Talking about copyright and IP and intellectual freedom isn’t tangential to the case, it’s central to it. This was an exercise of prosecutorial discretion, one that reflects a policy throughout our government (the PROTECT-IP act in Congress, the ICE domain seizures, our new Copyright Register saying in interviews that enforcement is her fundamental priority) to normalize the use of criminal sanctions in order to protect incumbent content firms’ business models. If you let your distaste for Swartz’s methods blind you to the larger policy shift, and it’s troubling implications–again, we’re talking about potentially locking someone away for decades–you’re making a serious mistake.

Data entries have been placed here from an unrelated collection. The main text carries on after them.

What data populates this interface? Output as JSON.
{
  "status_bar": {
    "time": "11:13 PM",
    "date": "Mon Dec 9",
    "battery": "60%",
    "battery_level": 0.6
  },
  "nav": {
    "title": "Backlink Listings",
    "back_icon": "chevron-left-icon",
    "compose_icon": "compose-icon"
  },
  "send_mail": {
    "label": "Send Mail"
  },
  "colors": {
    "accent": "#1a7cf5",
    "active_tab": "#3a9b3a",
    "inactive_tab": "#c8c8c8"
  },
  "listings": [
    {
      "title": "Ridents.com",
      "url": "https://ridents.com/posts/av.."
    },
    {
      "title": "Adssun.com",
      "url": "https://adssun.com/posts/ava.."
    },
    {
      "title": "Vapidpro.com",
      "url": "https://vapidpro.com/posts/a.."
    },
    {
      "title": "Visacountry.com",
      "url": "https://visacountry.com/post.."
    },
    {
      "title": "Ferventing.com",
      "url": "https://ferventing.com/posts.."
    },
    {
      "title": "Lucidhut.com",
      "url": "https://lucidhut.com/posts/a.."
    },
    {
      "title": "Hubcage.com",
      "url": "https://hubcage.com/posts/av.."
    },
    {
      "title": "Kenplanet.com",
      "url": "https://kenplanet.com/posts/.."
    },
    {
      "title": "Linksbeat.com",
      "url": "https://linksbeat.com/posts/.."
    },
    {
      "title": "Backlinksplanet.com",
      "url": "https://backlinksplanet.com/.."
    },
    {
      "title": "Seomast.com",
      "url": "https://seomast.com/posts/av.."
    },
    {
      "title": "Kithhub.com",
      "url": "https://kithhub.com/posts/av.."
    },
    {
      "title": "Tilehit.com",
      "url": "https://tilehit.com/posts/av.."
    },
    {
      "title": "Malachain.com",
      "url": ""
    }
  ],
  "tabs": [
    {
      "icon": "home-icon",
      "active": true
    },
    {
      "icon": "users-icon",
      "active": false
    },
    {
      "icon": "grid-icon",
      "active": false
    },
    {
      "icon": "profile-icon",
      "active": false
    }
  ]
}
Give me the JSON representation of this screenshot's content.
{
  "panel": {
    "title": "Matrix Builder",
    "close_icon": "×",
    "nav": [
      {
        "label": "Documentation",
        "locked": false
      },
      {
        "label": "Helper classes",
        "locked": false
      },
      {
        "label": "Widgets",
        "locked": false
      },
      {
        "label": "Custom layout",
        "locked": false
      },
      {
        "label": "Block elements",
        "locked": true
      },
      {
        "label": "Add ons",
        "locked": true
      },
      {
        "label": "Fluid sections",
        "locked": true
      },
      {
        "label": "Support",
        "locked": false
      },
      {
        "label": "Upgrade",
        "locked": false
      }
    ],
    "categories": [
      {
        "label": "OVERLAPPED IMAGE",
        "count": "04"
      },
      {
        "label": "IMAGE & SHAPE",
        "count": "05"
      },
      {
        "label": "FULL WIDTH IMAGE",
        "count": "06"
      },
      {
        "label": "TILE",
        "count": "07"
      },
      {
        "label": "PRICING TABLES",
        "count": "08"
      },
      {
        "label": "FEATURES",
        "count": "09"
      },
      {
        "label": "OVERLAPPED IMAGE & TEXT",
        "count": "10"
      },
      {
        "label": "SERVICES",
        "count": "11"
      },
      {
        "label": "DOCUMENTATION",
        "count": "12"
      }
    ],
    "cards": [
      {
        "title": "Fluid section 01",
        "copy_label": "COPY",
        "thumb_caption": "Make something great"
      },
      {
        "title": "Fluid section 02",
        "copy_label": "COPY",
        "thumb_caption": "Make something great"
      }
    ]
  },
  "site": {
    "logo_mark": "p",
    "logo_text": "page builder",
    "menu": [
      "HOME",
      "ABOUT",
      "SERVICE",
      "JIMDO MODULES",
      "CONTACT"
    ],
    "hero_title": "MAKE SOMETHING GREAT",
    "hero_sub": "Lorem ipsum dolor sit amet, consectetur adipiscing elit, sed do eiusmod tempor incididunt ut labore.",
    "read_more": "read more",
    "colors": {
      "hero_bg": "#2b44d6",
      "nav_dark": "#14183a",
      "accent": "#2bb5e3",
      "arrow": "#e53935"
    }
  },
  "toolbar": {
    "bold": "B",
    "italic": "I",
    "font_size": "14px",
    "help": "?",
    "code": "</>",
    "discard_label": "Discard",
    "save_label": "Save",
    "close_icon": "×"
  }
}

“Up to” sounds very reasonable to me. If found guilty, an appropriate penalty can certainly be found somewhere between 0 jail time and 35 years, and a fine of $0 and $1 million.

I do not expect Mr. Swartz to spend any time in jail, despite what is laid out in the press. To be honest, when I first read of this (after hearing about it on NPR) I was a bit surprised that it had been made a federal case, given that Mr. Swartz had settled with JSTOR with regard to their claims, and MIT had not taken any separate action. Though I admit to ignorance herewith regard to the dynamic between the District of Massachusetts and MIT, and if there was any interaction between the two on the charges, besides the evidentiary aspects of the case.

Regardless if whether this reflects government policy re: PROTECT-IP, or not, Mr. Swartz’s non-IP related actions alone still warrant careful examination and some penalties. Whether those should be federal penalties is questionable. JSTOR seems to have settled its claims with him, and MIT, as I stated above, doesn’t seem bent on making an larger issue of this.

Mr. Swartz is well-known in the technical community at MIT and beyond. His transgressions in this case run more toward the stupid end of the scale than the criminal. Keep in mind, though, that he broke several agreements with both MIT and JSTOR to do what he did. And his actions caused, at times, a virtual blackout of access to a valuable research resource. It should not be OK for him to walk away with no penalties. Perhaps his going through this process, up to the point of settling with the government, without the need for a trial, will be penalty enough. It will certainly be expensive.